Unter dem Punkt 3f: „ich erhebe noch Ansprüche gegen einen ehemaligen Arbeitgeber“ weiss ich nun nicht, was ich eintragen soll und welchen Strick mir das Amt daraus dreht und vorerst keine Zahlung leistet, weil ja noch Posten offen sind.
Die 3,5 Monatsgehälter können ja wohl nicht angerechnet werden, weil diese für die Vergangenheit zustanden und so zu behandeln sind, als wären sie gezahlt, oder (Sozi-Beiträge abgeführt).
Jedoch sind die 3x 13. Gehälter noch komplett offen. Ich kann aber mit 100%iger Sicherheit sagen, dass der Arbeitgeber nicht in der Lage ist, mir das zu zahlen. Er befindet sich auch nicht in der Insolvenz, ist wohl auch nicht zu erwarten.
Kann mir das Amt jetzt eine Sperre setzen?

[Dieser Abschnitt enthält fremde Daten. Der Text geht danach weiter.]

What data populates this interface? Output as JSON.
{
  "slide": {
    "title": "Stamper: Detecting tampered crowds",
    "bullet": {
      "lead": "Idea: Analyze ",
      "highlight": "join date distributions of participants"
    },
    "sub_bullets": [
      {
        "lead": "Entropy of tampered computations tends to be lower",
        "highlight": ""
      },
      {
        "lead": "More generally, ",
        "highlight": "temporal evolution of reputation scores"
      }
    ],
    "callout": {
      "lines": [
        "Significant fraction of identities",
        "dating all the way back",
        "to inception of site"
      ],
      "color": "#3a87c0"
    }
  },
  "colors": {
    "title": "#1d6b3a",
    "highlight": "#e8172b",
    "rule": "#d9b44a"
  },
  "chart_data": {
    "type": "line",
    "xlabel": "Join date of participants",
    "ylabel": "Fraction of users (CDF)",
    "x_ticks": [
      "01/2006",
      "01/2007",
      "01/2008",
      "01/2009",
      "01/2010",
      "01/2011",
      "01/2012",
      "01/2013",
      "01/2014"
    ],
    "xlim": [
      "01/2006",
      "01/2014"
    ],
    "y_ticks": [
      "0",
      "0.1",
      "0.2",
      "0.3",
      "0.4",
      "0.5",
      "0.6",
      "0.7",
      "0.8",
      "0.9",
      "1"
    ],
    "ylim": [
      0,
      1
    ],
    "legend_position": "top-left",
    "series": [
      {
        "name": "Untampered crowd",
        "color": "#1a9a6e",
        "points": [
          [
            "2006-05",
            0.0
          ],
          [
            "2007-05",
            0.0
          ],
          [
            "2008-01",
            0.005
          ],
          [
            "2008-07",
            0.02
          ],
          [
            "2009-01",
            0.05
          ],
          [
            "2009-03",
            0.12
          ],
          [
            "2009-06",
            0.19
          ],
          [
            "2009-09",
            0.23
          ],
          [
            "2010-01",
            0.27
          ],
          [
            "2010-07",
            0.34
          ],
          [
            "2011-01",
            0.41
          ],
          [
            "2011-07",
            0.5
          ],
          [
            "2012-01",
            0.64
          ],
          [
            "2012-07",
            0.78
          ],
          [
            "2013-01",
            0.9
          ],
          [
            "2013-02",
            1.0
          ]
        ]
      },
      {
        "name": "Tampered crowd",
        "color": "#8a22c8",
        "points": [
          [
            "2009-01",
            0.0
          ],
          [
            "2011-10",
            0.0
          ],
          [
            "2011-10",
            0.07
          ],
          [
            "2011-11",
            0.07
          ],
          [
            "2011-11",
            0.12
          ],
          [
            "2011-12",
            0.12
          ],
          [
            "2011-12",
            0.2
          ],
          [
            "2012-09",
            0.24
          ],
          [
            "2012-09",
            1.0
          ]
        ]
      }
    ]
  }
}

Meine Frau arbeitet nicht, weil wir letzten Monat ein Kind bekommen haben und die Raten für das Eigenheim sind auch nicht ohne, bin also dringend zunächst einmal auf ALG angewiesen, bis ich was Neues finde.
Will aus taktischen Gründen erstmal nicht das Amt fragen, sondern hier um Hilfe bitten.